Anche quest’anno torna la Giornata Europea della Cultura Ebraica. Domenica 10 settembre, infatti, in 81 località italiane e in centinaia in tutta Europa, sarà possibile conoscere meglio una delle culture più antiche e ricche del mondo.
L’edizione 2017 è la diciottesima e il tema è Diaspora: Identità e dialogo. Tre parole che portano con sé esperienze e storie, individuali e collettive, che compongono un mosaico fondamentale per la stessa cultura europea e occidentale.
Sira Fatucci, responsabile della giornata per l’Ucei, Unione delle comunità ebraiche italiane, racconta che «tra gli ebrei italiani c’è un grande attaccamento alle tradizioni ebraiche, altrimenti il popolo d’Israele non sarebbe sopravvissuto all’inizio della diaspora e anche alle difficoltà di oggi. Certo, per la realtà israeliana il significato di diaspora è ancora più particolare. Abbiamo nel cuore le nostre tradizioni, i nostri modi di percepire la realtà, la cultura e così via, ma sempre con un occhio attento all’integrazione e a far conoscere una parte di noi che viene vista con curiosità e interesse anche dai non ebrei».
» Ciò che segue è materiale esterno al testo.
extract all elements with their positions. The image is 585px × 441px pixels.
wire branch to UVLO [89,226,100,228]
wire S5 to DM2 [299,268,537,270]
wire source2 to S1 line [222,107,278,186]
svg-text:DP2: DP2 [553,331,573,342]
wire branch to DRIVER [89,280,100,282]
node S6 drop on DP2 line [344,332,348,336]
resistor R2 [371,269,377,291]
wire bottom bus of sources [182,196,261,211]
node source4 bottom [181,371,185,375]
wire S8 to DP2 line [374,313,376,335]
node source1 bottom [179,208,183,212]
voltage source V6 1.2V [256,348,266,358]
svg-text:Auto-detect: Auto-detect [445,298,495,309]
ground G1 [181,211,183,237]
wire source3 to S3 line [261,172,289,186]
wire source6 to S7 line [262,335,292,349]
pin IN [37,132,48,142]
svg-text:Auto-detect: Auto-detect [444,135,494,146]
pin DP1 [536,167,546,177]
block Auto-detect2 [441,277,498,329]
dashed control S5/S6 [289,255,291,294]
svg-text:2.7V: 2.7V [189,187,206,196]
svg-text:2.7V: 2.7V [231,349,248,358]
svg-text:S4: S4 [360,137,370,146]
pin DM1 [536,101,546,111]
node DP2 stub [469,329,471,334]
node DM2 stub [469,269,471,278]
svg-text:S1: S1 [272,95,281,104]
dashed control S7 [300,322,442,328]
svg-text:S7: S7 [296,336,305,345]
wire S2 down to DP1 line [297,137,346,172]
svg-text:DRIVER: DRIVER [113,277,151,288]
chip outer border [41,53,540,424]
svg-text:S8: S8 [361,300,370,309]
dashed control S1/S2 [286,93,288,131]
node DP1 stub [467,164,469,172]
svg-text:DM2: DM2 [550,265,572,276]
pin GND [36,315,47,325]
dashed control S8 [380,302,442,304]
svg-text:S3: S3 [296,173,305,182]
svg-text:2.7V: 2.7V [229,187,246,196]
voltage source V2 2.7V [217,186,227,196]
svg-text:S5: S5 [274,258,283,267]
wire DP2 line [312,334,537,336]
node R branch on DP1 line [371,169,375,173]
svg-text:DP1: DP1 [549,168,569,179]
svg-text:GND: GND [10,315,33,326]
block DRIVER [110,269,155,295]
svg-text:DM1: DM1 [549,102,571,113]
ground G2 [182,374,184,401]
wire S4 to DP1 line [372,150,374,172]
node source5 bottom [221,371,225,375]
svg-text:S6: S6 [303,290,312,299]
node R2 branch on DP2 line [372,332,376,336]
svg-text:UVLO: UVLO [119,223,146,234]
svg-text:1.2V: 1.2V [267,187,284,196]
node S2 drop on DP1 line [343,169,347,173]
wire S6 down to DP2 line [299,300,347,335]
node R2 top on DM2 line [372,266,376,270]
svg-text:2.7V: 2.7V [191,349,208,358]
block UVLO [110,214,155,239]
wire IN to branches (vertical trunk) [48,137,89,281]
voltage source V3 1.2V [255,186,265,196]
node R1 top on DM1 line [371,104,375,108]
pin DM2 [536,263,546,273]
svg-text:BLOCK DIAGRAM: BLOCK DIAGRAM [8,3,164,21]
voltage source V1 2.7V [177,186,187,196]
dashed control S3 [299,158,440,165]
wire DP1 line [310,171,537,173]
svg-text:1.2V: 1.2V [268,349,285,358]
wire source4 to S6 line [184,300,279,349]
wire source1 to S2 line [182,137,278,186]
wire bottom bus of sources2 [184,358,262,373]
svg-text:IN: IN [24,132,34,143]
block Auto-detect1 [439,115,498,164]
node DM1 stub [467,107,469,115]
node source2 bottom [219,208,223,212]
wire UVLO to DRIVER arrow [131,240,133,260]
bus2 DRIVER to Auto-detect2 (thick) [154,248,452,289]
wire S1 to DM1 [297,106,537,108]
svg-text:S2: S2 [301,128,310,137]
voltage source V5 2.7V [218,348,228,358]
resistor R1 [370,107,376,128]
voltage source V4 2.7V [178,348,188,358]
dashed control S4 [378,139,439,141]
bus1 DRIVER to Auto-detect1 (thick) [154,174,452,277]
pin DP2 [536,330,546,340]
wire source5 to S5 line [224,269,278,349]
Quello di diaspora è un concetto che percorre numerose culture e che spesso viene percepito e descritto come negativo. Eppure, la produzione artistica, letteraria e culturale ebraica è figlia anche di queste esperienze traumatiche. Nel 2017 si ricordano i 50 anni dalla Guerra dei Sei Giorni, che tra le sue conseguenze ha avuto l’espulsione degli ebrei dai Paesi a maggioranza araba, in quella che viene ritenuta essere la più recente delle diaspore. Quale contributo ha dato questo evento alla produzione culturale ebraica?
«L’apporto degli ebrei provenienti dai Paesi arabi in Italia, e in particolare penso a una comunità ebraica come quella di Roma, è stata fondamentale. Penso per esempio ai libici, che hanno dato un grande impulso per ridare vita ad alcune tradizioni ebraiche che si stavano addormentando, ma anche a livello di commercio e in tante altre manifestazioni. Penso a figure come il professor Meghnagi, che da sempre si spende per far comprendere quello che può essere stata la diaspora. Anche a Milano per esempio ci sono moltissimi siriani, persiani e comunque provenienti da diversi Paesi arabi che hanno trovato in qualche modo un rifugio e una nuova patria in Italia. È stato un Paese, devo sottolineare, molto accogliente».
Oggi il termine diaspora ha ancora un valore concreto, fisico, geografico, o ne ha assunto uno più ideale?
«È importante una premessa: in ebraico ci sono due termini per definire “diaspora”. Uno è golah, che tradurrei proprio come diaspora, e l’altro è galuth, che significa invece esilio, e che ha un riferimento ideale e anche molto nostalgico verso la terra d’Israele. Dalla golah, dalla diaspora, aggiungendo una lettera, che è la aleph, la prima lettera dell’alfabeto ebraico, si arriva alla geulah, che è la redenzione. È come se la redenzione possa passare attraverso la diaspora, un esilio forzato ma anche molto produttivo e creativo. Se non ci fosse stata la diaspora il popolo d’Israele probabilmente non avrebbe avuto il talmud, che è il punto di riferimento massimo per la cultura ebraica e per i suo precetti».
Parlando del programma, qual è la spina dorsale di questa edizione?
«Quest’anno capofila delle manifestazioni sarà la Sicilia in generale e Palermo e Catania in particolare. A Palermo con la cerimonia di apertura si darà il via a tutti gli eventi che poi a seguire ci saranno in tutta Italia. Sarà presente la presidente dell’Ucei, Noemi Di Segni, insieme ad altri rappresentanti della comunità ebraica. Ci sarà un convegno, ci sarà un concerto di musiche diasporiche e prima ancora ci sarà, presso l’istituto Goethe, la proiezione di un film sull’importanza della lingua tedesca per gli ebrei che sono andati in Israele, quindi una cosa molto sofisticata e particolare. Insomma, di fianco a manifestazioni molto divulgative ci sarà questo tentativo di “scintille di cultura” per quello che può essere offerto in un giorno».